Based on surveys of Jewish-Israeli undergrads, the researchers found that people who were more motivated to belong (they agreed with statements like "It is important for me to feel a part of the Israeli society"), also tended to say they wanted to feel sad on Memorial Day, and they expected this sadness to make them feel closer to their country.

Porat's team followed this up by deliberately prompting the need to belong in Jewish-Israeli participants recruited online. The researchers did this by asking the participants to look at pairs of photos of faces and to indicate in each case which face belonged to a Jewish-Israeli and which to a Palestinian; this was followed by fixed feedback so that the participants thought they'd failed to identify members of their own ethnic group.
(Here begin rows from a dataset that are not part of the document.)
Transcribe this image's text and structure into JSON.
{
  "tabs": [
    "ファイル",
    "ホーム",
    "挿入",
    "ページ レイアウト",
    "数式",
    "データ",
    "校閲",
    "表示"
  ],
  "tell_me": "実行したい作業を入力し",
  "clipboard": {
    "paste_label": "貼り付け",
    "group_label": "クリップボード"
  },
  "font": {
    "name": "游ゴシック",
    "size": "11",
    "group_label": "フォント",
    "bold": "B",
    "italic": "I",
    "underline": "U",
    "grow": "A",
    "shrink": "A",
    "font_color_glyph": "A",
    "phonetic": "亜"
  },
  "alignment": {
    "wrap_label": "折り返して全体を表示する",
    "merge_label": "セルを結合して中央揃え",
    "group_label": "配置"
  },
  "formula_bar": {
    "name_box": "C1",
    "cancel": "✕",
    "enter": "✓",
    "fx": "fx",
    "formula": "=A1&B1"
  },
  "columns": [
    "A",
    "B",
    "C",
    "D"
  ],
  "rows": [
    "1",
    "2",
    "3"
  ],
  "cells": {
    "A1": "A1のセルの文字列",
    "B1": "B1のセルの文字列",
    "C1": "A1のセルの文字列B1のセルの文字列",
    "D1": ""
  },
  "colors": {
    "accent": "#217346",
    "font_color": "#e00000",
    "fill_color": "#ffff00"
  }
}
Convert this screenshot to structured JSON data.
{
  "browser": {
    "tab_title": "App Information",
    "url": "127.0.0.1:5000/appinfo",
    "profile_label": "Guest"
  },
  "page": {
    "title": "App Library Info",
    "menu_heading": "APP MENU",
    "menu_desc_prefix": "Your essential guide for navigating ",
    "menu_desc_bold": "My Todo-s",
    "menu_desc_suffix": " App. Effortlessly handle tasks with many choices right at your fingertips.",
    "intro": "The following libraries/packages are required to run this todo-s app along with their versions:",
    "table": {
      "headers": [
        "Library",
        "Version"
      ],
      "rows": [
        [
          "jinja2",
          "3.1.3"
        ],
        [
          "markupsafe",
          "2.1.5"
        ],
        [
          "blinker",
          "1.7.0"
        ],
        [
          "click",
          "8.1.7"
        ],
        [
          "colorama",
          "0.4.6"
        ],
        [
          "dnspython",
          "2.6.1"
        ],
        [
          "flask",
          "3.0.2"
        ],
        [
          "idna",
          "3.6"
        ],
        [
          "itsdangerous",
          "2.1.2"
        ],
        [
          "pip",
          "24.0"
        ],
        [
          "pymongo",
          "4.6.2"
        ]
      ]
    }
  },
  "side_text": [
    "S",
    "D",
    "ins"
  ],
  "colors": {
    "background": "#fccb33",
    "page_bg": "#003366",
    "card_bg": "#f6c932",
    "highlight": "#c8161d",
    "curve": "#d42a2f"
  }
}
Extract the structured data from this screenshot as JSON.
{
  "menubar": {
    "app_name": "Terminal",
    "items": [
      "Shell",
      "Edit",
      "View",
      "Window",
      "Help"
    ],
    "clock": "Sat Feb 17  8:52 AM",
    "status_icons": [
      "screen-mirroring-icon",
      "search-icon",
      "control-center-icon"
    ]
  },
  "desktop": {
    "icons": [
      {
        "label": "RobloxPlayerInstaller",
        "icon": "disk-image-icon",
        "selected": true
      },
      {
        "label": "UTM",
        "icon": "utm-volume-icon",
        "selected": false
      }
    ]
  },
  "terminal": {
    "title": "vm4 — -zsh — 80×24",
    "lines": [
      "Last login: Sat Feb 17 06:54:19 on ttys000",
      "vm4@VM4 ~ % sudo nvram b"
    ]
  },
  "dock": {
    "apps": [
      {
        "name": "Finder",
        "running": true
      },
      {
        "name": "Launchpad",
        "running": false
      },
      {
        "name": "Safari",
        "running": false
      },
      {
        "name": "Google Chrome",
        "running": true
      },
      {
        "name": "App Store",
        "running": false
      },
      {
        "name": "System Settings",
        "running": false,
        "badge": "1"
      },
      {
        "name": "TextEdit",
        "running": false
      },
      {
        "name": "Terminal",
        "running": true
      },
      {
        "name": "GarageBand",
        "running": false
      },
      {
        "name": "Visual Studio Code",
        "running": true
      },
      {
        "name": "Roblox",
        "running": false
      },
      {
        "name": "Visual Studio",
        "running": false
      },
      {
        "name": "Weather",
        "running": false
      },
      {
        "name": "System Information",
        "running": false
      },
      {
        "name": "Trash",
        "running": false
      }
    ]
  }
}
Compared to control participants, those made to feel inadequate had raised hopes for feeling sad (but not other emotions) on Memorial Day.

It was a similar story for participants who were prompted to want to belong by having them read about the basic human need for feeling part of a larger social group. After reading such arguments, participants had raised wishes for feeling sad on Memorial Day.

The new results extend past research that's shown how people deliberately influence their own emotions for individual (rather than social) reasons – for example, fostering anger in themselves as an aid to aggression.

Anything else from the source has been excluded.